Sonntag, 6. September 2020

📖 Buch: Die Magier der Götter - Die vergessene Weisheit einer verschollenen Erdzivilisation

Auf den britischen Journalisten und Bestseller-Autor Graham Hancock bin ich zum ersten Mal aufmerksam geworden, als er vor rund einem Jahr Gast in Joe Rogans Podcast gewesen ist (ich habe darüber berichtet). Dort sprach er u.a. über sein Buch Die Magier der Götter, um das es auch in dieser Rezension gehen soll.

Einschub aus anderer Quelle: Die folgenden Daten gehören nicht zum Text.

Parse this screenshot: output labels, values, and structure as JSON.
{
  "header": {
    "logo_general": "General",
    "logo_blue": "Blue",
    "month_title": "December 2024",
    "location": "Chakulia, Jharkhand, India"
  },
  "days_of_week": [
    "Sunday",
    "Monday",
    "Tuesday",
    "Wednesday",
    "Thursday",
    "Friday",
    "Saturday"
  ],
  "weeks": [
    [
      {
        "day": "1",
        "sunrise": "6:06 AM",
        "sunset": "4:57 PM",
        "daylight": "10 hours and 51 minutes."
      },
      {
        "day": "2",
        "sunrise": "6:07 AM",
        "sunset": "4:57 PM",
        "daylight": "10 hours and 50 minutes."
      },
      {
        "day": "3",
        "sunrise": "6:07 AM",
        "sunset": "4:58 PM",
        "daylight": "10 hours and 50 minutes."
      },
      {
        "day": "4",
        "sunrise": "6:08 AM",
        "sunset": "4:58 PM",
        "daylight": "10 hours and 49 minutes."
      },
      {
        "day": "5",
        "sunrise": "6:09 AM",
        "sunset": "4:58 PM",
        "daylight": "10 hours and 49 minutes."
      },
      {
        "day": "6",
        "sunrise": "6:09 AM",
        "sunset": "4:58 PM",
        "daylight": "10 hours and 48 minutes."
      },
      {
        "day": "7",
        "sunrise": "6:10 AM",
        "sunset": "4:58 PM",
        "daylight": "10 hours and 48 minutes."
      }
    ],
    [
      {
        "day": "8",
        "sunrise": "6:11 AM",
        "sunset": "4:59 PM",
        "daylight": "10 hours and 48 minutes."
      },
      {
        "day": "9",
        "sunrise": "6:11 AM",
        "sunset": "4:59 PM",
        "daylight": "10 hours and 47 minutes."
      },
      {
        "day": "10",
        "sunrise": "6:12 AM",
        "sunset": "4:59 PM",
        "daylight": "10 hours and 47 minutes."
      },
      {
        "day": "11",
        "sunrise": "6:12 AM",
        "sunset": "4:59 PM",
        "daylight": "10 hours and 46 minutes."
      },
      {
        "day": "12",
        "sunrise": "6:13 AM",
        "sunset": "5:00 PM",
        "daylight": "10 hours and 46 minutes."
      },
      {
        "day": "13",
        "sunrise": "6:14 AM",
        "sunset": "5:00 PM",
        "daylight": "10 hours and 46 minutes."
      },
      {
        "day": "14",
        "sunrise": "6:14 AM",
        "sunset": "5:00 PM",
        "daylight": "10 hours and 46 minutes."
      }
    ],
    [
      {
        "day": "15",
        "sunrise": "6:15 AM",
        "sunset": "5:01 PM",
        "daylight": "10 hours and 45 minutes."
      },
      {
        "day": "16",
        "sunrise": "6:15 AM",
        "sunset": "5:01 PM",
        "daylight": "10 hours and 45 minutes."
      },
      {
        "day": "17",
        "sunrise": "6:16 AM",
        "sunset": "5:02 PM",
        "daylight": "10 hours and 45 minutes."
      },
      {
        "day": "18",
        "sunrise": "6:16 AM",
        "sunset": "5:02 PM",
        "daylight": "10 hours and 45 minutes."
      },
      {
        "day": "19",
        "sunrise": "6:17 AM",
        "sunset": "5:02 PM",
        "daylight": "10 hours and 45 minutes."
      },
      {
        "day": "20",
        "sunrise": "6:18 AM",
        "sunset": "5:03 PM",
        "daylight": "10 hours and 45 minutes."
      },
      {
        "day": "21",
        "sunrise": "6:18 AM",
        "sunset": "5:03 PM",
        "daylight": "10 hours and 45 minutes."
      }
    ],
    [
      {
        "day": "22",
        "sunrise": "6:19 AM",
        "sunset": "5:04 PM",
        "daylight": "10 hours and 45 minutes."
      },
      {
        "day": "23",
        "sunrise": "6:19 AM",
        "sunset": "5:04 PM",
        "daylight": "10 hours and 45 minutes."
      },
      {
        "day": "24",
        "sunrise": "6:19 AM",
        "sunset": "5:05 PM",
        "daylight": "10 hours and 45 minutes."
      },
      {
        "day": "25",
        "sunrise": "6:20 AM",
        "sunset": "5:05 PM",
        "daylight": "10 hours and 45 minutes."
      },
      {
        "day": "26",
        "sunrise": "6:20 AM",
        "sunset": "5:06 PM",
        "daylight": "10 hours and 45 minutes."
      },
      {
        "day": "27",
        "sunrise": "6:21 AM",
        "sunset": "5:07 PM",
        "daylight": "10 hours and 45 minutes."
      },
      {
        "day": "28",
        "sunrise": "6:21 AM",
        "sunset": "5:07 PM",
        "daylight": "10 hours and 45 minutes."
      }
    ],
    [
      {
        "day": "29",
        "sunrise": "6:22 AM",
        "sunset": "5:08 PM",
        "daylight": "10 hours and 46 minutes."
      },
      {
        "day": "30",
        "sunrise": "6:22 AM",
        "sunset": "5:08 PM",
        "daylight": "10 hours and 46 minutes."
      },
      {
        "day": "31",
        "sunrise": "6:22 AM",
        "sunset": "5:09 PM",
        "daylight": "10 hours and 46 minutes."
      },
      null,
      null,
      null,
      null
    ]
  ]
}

Die von Hancock vertretene These ist in ihrer Grundstruktur nicht ganz neu: Eine "Hochkultur" - unter der man sich nicht zwingend etwas allzu Großartiges vorstellen muss, die aber den ältesten bisher bekannten Hochkulturen in Ägypten und Mesopotamien weit vordatiert - wäre demnach durch eine gewaltige Naturkatastrophe untergegangen (der Atlantis-Mythos lässt grüßen).
Der Autor macht dafür kilometergroße Kometen- oder Meteoritenbruchstücke verantwortlich, die hauptsächlich in den einst weit ausgedehnten nördlichen Eisschild der Erde einschlugen - wobei alleine der größte Brocken eine äquivalente Sprengkraft zu zehn Millionen Megatonnen TNT entfaltet haben könnte. Laut jüngeren geologischen Forschungsergebnisse (siehe hier und hier) datiert dieses wohl tatsächlich stattgefundene Ereignis auf ca 12800 Jahre vor heute (wobei der tödliche Kometenregen Jahrhunderte lang angehalten haben könnte). Dieser Kataklysmus ging mit einem globalen Massensterben einher; alleine 35 Säugetiergattungen (nicht nur Arten) verschwanden in Nordamerika innerhalb weniger Jahrhunderte (Stichwort 'Aussterben der Megafauna').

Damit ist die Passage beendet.